I got a kick out of Forrest's string of brushes with greatness - the way he taught Elvis how to shake his hips, his unquestioning response to LBJ's inquiry about his war injury, and the way his war time experience inspired John Lennon to write 'Imagine'. There was also that ingenious sequence in which he meets President Nixon, then inadvertently tips off the Watergate scandal. However the most understated and easiest reference to miss was the clever homage paid to the 1969 film "Midnight Cowboy", when Forrest wheels Lieutenant Dan (Gary Sinise) across busy city traffic, and is narrowly missed by a taxi cab. Lt. Dan's response was "Hey, I'm walkin' here", just the way Ratso Rizzo did in that earlier film. All that with the 'Everybody Talking at Me' movie theme seamlessly woven in as so many songs of that era were utilized with other aspects of the story.

For Forrest Gump, life is not a pretentious path to wealth or fame, but a never ending quest to learn and be a productive human being. Not to mention finding one's own true love. For Forrest, life long friend Jenny (Robin Wright) represents an unfulfilled ideal, one he accepts into his heart while still a young schoolboy and nurturing that relationship platonically throughout his adulthood. For her part, Jenny represents a youthful quest for experiencing life to the fullest, only to make a series of wrong choices that lead her to the brink of suicide. It's fitting that Jenny eventually realizes what Forrest knew all along, that they were made for each other even if outward appearances seemed to dictate otherwise.

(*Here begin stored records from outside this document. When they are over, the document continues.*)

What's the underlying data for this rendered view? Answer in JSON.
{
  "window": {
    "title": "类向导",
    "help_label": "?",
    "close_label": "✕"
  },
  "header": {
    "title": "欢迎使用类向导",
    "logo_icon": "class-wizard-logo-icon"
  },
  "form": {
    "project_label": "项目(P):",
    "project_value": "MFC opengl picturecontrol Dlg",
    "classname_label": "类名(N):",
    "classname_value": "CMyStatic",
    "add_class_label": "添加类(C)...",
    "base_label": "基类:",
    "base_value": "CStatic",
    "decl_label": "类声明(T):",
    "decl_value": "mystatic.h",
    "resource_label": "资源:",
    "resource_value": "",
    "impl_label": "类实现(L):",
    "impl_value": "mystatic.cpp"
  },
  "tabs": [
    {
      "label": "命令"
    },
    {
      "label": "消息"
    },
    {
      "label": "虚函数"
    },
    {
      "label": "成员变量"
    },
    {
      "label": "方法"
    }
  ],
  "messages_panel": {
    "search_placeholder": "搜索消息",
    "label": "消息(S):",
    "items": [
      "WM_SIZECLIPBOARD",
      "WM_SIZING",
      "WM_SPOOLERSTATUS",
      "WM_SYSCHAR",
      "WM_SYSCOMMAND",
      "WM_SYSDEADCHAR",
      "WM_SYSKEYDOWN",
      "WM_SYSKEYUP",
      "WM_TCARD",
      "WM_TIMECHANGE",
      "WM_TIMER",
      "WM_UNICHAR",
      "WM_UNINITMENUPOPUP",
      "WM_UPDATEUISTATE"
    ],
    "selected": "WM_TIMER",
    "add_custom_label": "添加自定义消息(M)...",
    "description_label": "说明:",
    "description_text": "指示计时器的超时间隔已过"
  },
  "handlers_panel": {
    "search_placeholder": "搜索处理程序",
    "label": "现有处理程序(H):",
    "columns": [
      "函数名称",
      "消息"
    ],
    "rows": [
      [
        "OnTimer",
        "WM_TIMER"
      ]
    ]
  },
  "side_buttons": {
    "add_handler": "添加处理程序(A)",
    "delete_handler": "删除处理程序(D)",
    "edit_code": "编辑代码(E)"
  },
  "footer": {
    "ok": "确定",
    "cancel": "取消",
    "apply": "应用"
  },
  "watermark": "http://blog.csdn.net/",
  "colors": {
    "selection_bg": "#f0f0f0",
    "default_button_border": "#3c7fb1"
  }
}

I've seen this film only a couple times in the past, thinking it was good, but only considering it for it's entertainment value. I guess one of the benefits of getting older is the insight one gains with experiencing life a day at a time and steady as she goes. My viewing of the picture today gave me a greater appreciation for the subtleties offered in the film, and leads me to believe the world would be a better place if there were a little more of Forrest Gump in all of us.